Does the 2025 ADA guideline recommend vitamin D or other supplements for prediabetes?
No. The 2025 ADA Standards of Care do not recommend vitamin D, chromium, magnesium, berberine, cinnamon, or any other dietary supplement for the prevention or treatment of prediabetes. The ADA notes that large randomized trials — including the D2d study (vitamin D, published in the New England Journal of Medicine, 2019) — found no significant reduction in progression to diabetes with vitamin D supplementation in people with prediabetes. The only proven interventions are lifestyle modification and, in select groups, metformin.
- An A1C of 5.7–6.4% defines prediabetes per the ADA's 2025 Standards of Care — this range reflects impaired glucose regulation that raises the risk of progression to type 2 diabetes.
- Without intervention, 5–10% of people with prediabetes progress to diabetes each year; the risk is higher for those with A1C in the 6.0–6.4% range.
- The ADA recommends annual A1C monitoring for all individuals with prediabetes, with more frequent testing (every 3–6 months) if A1C is 6.0% or higher.

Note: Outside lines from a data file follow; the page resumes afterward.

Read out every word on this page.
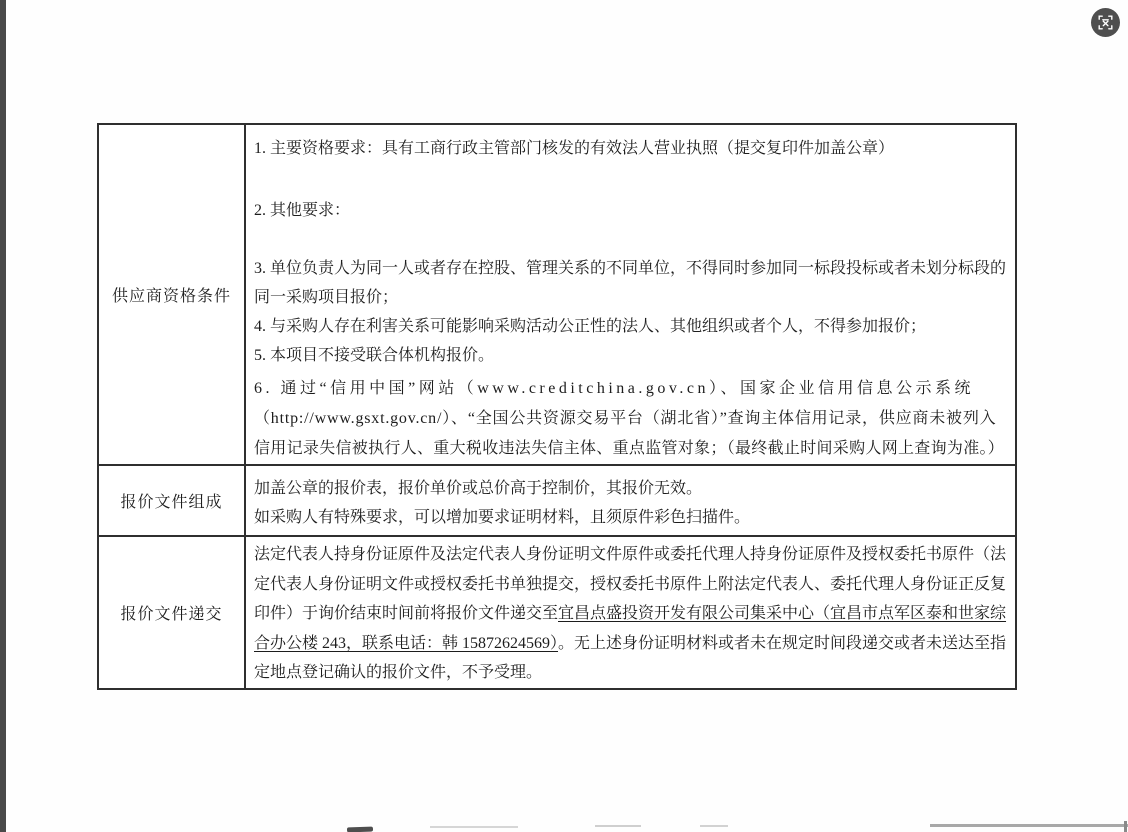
供应商资格条件
1. 主要资格要求：具有工商行政主管部门核发的有效法人营业执照（提交复印件加盖公章）
2. 其他要求：
3. 单位负责人为同一人或者存在控股、管理关系的不同单位，不得同时参加同一标段投标或者未划分标段的
同一采购项目报价；
4. 与采购人存在利害关系可能影响采购活动公正性的法人、其他组织或者个人，不得参加报价；
5. 本项目不接受联合体机构报价。
6. 通过“信用中国”网站（www.creditchina.gov.cn）、国家企业信用信息公示系统
（http://www.gsxt.gov.cn/）、“全国公共资源交易平台（湖北省）”查询主体信用记录，供应商未被列入
信用记录失信被执行人、重大税收违法失信主体、重点监管对象；（最终截止时间采购人网上查询为准。）
报价文件组成
加盖公章的报价表，报价单价或总价高于控制价，其报价无效。
如采购人有特殊要求，可以增加要求证明材料，且须原件彩色扫描件。
报价文件递交
法定代表人持身份证原件及法定代表人身份证明文件原件或委托代理人持身份证原件及授权委托书原件（法
定代表人身份证明文件或授权委托书单独提交，授权委托书原件上附法定代表人、委托代理人身份证正反复
印件）于询价结束时间前将报价文件递交至宜昌点盛投资开发有限公司集采中心（宜昌市点军区泰和世家综
合办公楼 243，联系电话：韩 15872624569）。无上述身份证明材料或者未在规定时间段递交或者未送达至指
定地点登记确认的报价文件，不予受理。
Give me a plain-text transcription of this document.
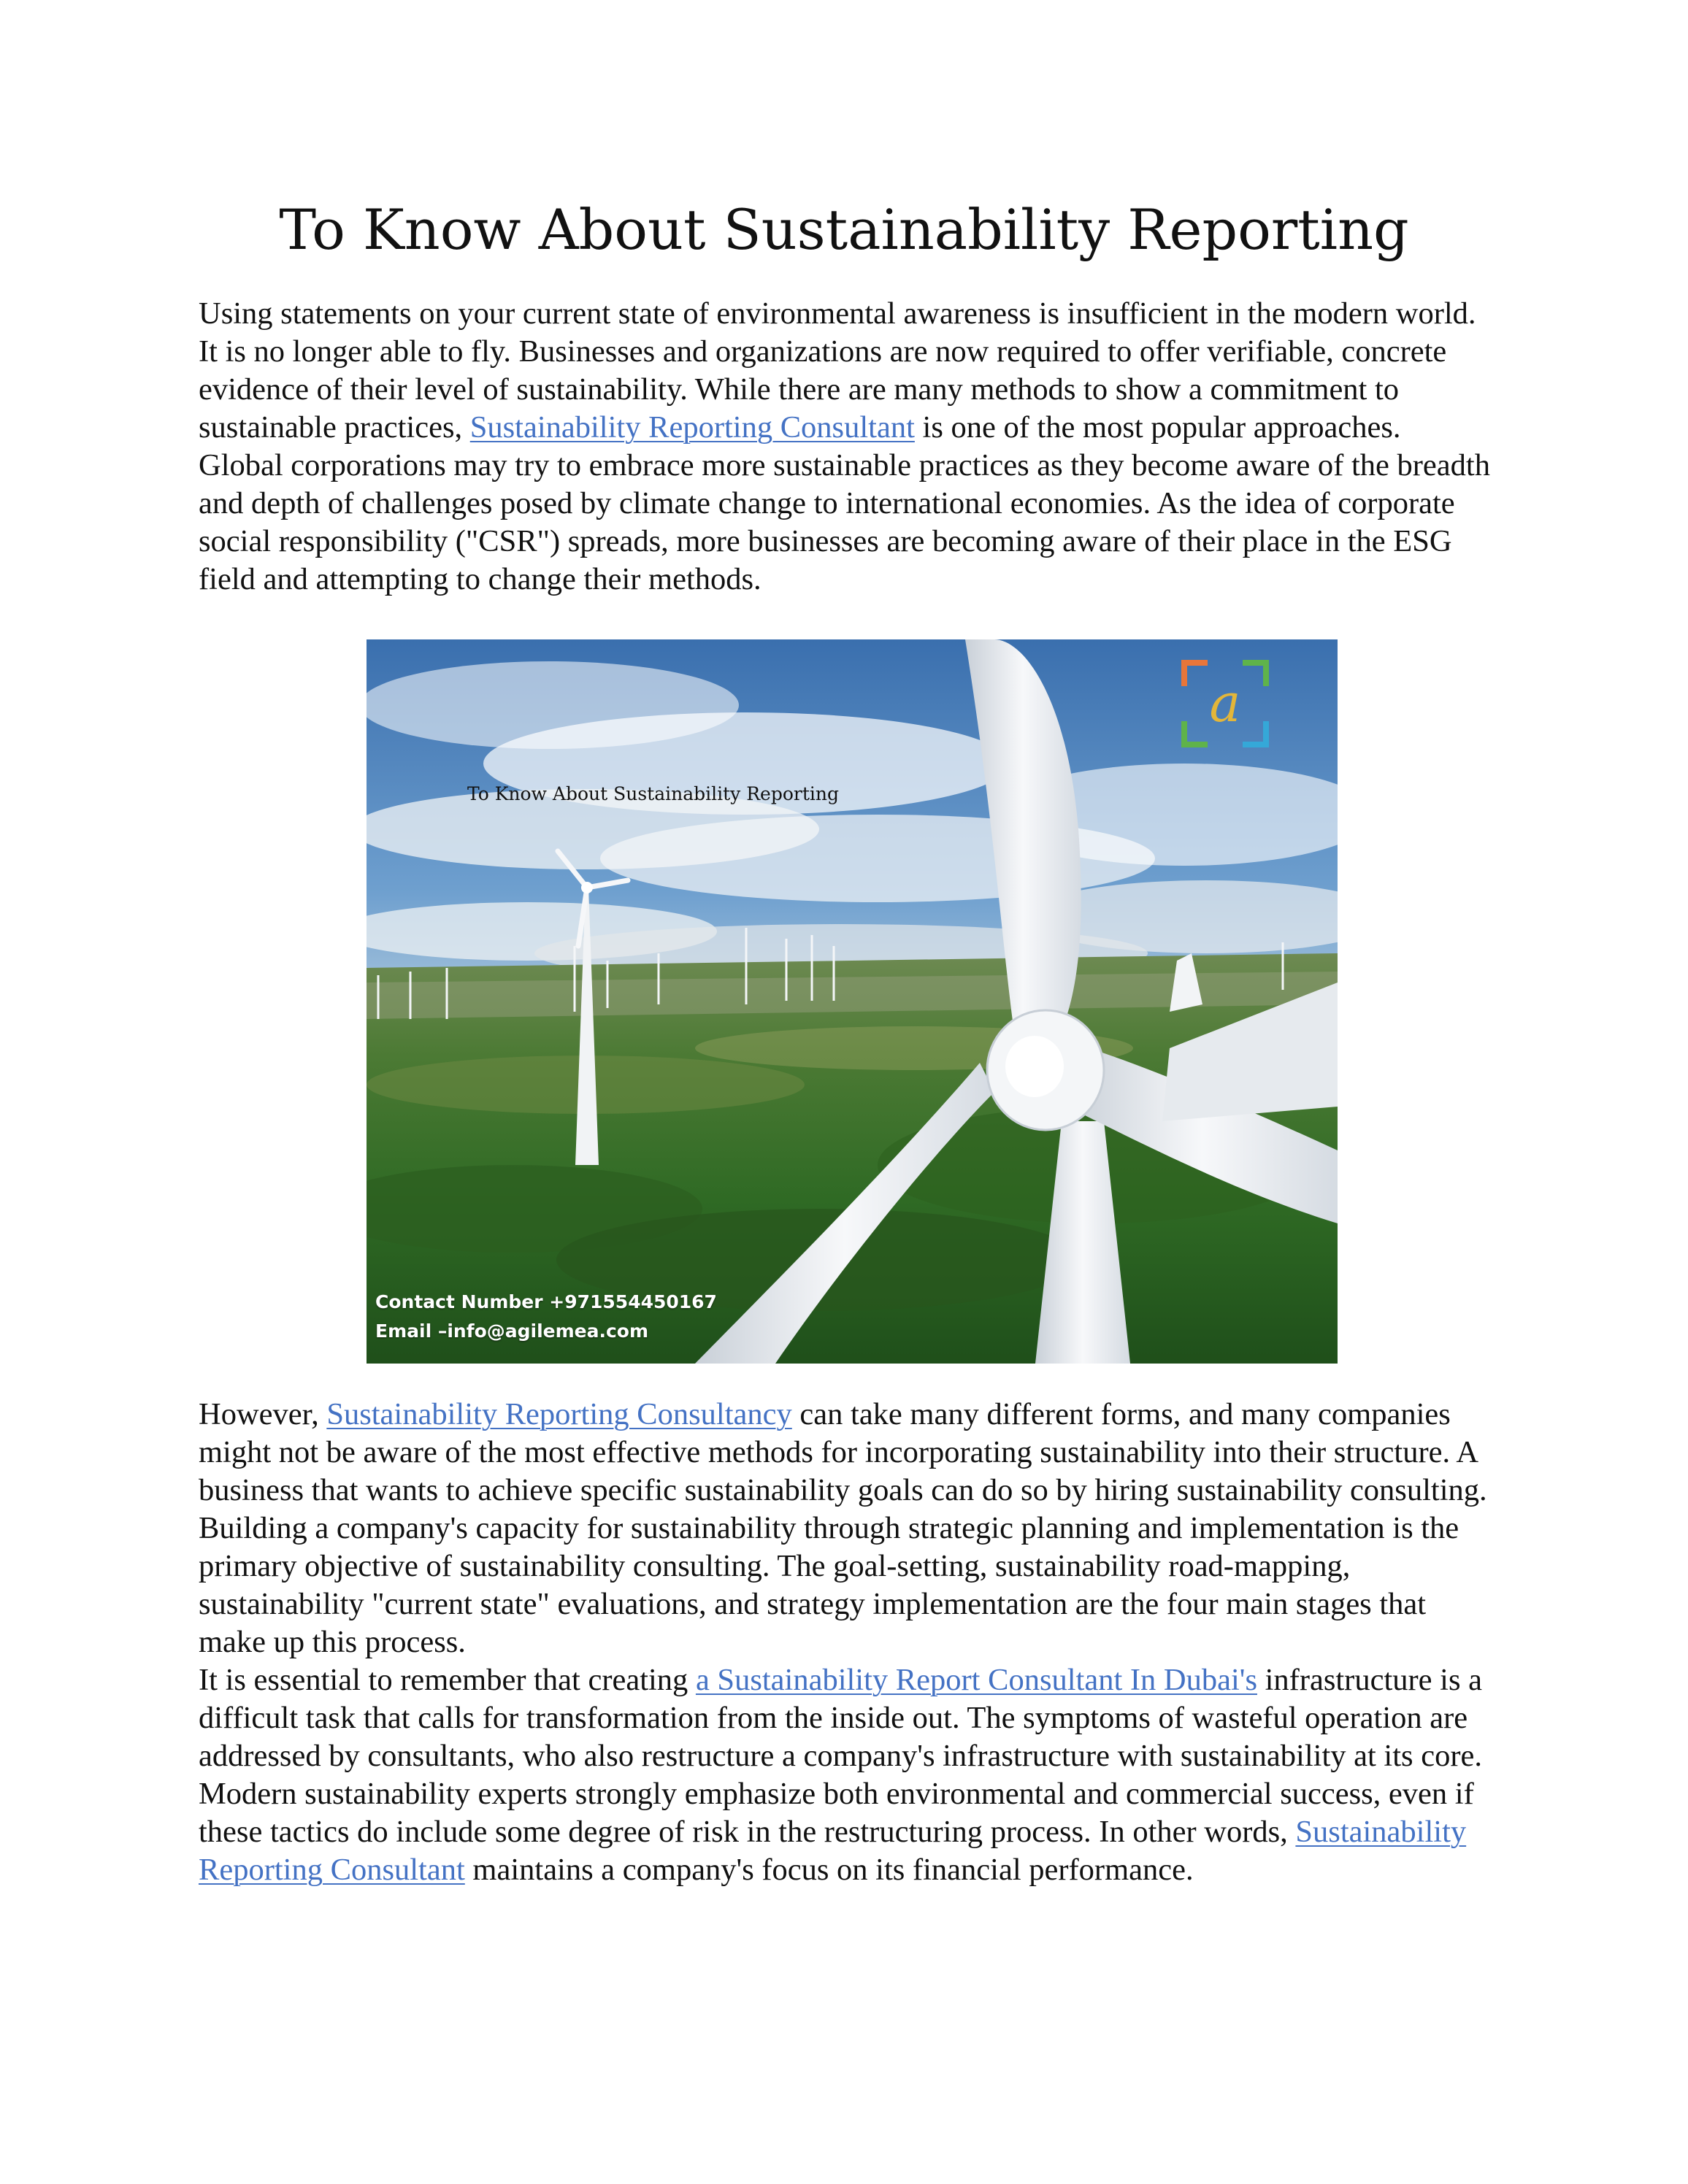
To Know About Sustainability Reporting

Using statements on your current state of environmental awareness is insufficient in the modern world. It is no longer able to fly. Businesses and organizations are now required to offer verifiable, concrete evidence of their level of sustainability. While there are many methods to show a commitment to sustainable practices, Sustainability Reporting Consultant is one of the most popular approaches.

Global corporations may try to embrace more sustainable practices as they become aware of the breadth and depth of challenges posed by climate change to international economies. As the idea of corporate social responsibility ("CSR") spreads, more businesses are becoming aware of their place in the ESG field and attempting to change their methods.

To Know About Sustainability Reporting
Contact Number +971554450167
Email –info@agilemea.com
a

However, Sustainability Reporting Consultancy can take many different forms, and many companies might not be aware of the most effective methods for incorporating sustainability into their structure. A business that wants to achieve specific sustainability goals can do so by hiring sustainability consulting.

Building a company's capacity for sustainability through strategic planning and implementation is the primary objective of sustainability consulting. The goal-setting, sustainability road-mapping, sustainability "current state" evaluations, and strategy implementation are the four main stages that make up this process.

It is essential to remember that creating a Sustainability Report Consultant In Dubai's infrastructure is a difficult task that calls for transformation from the inside out. The symptoms of wasteful operation are addressed by consultants, who also restructure a company's infrastructure with sustainability at its core. Modern sustainability experts strongly emphasize both environmental and commercial success, even if these tactics do include some degree of risk in the restructuring process. In other words, Sustainability Reporting Consultant maintains a company's focus on its financial performance.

- Structured lifestyle intervention modeled on the Diabetes Prevention Program — targeting ≥7% weight loss and ≥150 minutes of weekly physical activity — reduces progression risk by 58% and is the first-line treatment.
- Metformin is recommended for those with BMI ≥35, age <60, or a history of gestational diabetes; it reduces progression risk by 31% in these groups.
- The ADA and AACE differ on the lower diagnostic cutoff (5.7% vs. 5.5%) and on how aggressively to recommend pharmacotherapy — most U.S. clinicians follow the ADA framework.